We can dispense with the human impact of commercial transactions in our economic analysis, but only by ignoring the catastrophic consequences that are already becoming apparent to the public without even resorting to Wikileaks. But this deception, through which a set of rational statements is proposed as valid and efficient regardless of its results, like the controversies of technology and of scholastics before the emergence of science and empiricism, can be conceived in turn as part of a more comprehensive deception, by which we pretend that our rational and instrumental intellect is more valid than the intellect that sits in the other half (right) of our brain, whose function is not rational but intuitive, and which allows us to see things in their context.

Iain McGilchrist, who has offered the most complete synthesis of what has come to be known of our cerebral hemispheres, has argued[3] that we have virtually lost contact with the information from our right hemisphere, in view of the growth of technological culture, and he has compared the phenomenon with an arrogant imposture of our “sinister“ hemisphere, which originally was only a servant of our mind, to deal with corresponding details. In other words: our instrumental mind, growing proud (in view of its power over the environment) of its ignorance and its indifference to its lack of values, has been proclaimed mistress of truth, and this has legitimized its own hegemony.
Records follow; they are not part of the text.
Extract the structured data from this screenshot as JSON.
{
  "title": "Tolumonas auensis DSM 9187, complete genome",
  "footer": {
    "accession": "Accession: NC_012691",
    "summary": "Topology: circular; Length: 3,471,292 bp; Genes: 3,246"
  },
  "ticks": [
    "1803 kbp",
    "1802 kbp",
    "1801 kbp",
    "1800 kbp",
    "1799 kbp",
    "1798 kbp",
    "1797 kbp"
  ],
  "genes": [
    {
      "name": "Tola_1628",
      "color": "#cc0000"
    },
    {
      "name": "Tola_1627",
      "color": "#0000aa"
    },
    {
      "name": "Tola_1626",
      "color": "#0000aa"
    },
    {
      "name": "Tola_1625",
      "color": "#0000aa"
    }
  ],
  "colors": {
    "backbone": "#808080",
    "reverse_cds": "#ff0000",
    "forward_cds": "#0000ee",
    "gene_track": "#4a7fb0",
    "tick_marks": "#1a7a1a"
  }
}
From this point of view, naturally, we should aspire as much to a more exact economic science as to a synthesis between understanding and philanthropy, as in the case of medicine, which at least is supposed to include both science and art in the will to heal.

Notes

[1] The first step in the transformation of money into value was recently analyzed by Felix Martin in her book Money, who attributes such erroneous perception to the 2008 crisis.

[2] Federico Aguilera Klinck. "Sobre la deshumanización de la economía y de los economistas" in “Para una rehumanización de la economía y la sociedad“ (coordinated by Aguilera)—Mediterráneo Económico 23.

[3] Iain McGilchrist. The Master and His Emissary: The Divided Brain and the Making of the Western World. Yale University Press. 2009.